Remedies

I was on methadone. I’d stopped taking all these other party drugs and come off the anti depressants. Then my recovery really began. What it all boiled down to was being accepted into university, where I’d applied the previous year. During this time I was also going through a court case for possession of two ounces of cannabis. When I started university I was still going to court and I finally got sentenced to six months’ community service. I served this by working at a city youth club. I was so depressed the whole time. I was 37 years old, and instead of having my usual compulsion, where I wanted to be naughty and take heroin again, I just felt completely floored, exhausted, and full of regret. How was I going to take my life forward from here?

That’s the horrible thing, you go through recovery and think, ‘yeah, I feel good again but where am I? Where am I going? I’m in a hole! And now I’ve got to do 10 times as much work to catch up with where I should have been!’

Six weeks into Uni I was ready to give up, but friends and tutors helped me get through this and after that the whole thing just took off. I got myself a couple of wee part time jobs, bar work, and things were starting to look good. So from that point on, things seemed to gain some positive momentum. Because I kept myself so occupied with work and university, all the other problems just disappeared. I felt so lucky and appreciative that I’d got this chance to take my life forward again.
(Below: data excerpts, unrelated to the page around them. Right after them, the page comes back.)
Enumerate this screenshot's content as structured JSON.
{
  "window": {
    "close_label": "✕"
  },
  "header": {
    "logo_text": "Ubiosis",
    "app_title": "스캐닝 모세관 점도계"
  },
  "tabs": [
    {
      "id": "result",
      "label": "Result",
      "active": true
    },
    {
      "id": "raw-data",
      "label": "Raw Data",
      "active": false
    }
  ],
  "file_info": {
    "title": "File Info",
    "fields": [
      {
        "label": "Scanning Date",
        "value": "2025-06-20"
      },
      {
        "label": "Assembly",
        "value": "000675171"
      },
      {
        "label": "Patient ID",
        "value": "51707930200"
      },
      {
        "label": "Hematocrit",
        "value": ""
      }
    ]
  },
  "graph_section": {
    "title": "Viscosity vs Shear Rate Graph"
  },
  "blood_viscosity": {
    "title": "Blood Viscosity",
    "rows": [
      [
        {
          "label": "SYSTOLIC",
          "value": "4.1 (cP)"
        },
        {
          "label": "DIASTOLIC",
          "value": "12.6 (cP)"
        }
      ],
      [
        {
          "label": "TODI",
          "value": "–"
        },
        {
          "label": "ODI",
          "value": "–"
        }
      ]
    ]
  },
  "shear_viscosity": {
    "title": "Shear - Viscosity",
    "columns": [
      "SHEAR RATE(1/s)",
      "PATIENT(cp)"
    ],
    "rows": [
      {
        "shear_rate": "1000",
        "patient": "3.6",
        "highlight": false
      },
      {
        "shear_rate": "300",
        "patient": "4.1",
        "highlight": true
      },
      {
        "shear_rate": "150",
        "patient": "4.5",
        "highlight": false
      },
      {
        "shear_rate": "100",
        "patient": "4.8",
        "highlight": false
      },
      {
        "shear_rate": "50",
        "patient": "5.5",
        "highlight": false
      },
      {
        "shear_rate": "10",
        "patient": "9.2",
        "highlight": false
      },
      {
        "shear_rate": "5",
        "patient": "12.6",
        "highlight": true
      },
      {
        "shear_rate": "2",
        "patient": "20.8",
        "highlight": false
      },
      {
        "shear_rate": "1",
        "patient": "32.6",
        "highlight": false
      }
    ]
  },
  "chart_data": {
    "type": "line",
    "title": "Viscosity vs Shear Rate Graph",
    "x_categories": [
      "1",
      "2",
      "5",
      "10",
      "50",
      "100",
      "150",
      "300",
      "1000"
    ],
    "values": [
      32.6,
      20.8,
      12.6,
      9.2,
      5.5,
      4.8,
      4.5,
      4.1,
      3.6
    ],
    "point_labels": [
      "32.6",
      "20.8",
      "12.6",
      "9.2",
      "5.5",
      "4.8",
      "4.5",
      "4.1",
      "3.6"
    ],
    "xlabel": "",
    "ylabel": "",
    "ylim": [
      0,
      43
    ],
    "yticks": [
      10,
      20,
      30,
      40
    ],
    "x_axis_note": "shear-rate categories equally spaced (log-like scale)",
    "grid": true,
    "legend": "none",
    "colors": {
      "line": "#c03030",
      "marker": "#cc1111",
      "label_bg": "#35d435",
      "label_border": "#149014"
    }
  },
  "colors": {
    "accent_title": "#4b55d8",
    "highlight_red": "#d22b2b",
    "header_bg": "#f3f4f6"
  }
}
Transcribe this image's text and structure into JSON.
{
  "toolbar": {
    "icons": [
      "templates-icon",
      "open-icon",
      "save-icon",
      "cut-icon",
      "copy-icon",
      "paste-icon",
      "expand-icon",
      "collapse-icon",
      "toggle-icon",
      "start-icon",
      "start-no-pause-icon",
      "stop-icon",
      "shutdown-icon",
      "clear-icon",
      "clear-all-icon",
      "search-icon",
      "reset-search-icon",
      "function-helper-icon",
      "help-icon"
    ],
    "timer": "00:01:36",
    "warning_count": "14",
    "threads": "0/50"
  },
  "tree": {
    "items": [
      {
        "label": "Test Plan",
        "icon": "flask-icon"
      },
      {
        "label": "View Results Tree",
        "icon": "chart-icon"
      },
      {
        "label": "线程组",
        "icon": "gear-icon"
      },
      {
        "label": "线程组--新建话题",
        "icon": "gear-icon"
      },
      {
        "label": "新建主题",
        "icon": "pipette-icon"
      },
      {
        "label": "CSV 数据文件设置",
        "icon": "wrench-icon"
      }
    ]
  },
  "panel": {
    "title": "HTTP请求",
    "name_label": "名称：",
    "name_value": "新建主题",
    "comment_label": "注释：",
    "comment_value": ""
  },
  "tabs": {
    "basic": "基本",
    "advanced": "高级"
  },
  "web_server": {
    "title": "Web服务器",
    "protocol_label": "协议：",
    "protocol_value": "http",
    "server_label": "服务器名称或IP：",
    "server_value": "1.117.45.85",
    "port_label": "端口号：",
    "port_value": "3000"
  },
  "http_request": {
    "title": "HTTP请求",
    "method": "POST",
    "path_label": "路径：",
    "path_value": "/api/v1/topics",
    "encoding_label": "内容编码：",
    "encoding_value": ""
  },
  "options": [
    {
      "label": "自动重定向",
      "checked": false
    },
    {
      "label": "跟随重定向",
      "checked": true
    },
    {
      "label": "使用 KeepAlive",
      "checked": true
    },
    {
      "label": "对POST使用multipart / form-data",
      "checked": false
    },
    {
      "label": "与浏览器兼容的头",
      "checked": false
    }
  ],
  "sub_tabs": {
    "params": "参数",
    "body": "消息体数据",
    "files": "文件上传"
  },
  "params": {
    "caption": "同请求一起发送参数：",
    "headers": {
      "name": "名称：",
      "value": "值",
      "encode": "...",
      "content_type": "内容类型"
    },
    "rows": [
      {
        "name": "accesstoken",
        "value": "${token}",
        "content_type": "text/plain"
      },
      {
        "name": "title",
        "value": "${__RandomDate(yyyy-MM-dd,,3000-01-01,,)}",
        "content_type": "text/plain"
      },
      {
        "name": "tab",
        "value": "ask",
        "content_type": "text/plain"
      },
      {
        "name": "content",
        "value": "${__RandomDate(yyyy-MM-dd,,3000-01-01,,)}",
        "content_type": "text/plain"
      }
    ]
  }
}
During this time I managed to slowly phase out the methadone and when I felt I could cope without it, I hung onto some for a while and then poured it down the drain one day. I didn’t need it and I certainly didn’t want it any more. I believe it’s effective as a cure because I can’t think of anyone who enjoys taking methadone, certainly not on a daily basis. I made a big effort to manage my depression, and started taking homeopathic medicines. Because I was studying at university, I used a learning approach to my health as well. So I looked into a broader range of remedies for my post-withdrawal depression and found a homeopathic remedy to be a really good and highly effective cure. I used this for a few months and that cracked it; it saw me through the dark winter months and then by spring my depression was cured. In the past that type of low mood would have drawn me back into heroin use but this time I’d used non-addictive, legal, remedies to get through.

Nowadays if I’m in any sort of pain I will take something like codeine but that’s OK. It’s not a problem, and it doesn’t lead me back into hard drug use. I don’t have those social drug networks any more, so the temptation is at a safe distance away and I’m very glad of that.

After many wasted years I’m back to normal, back to life, back to work!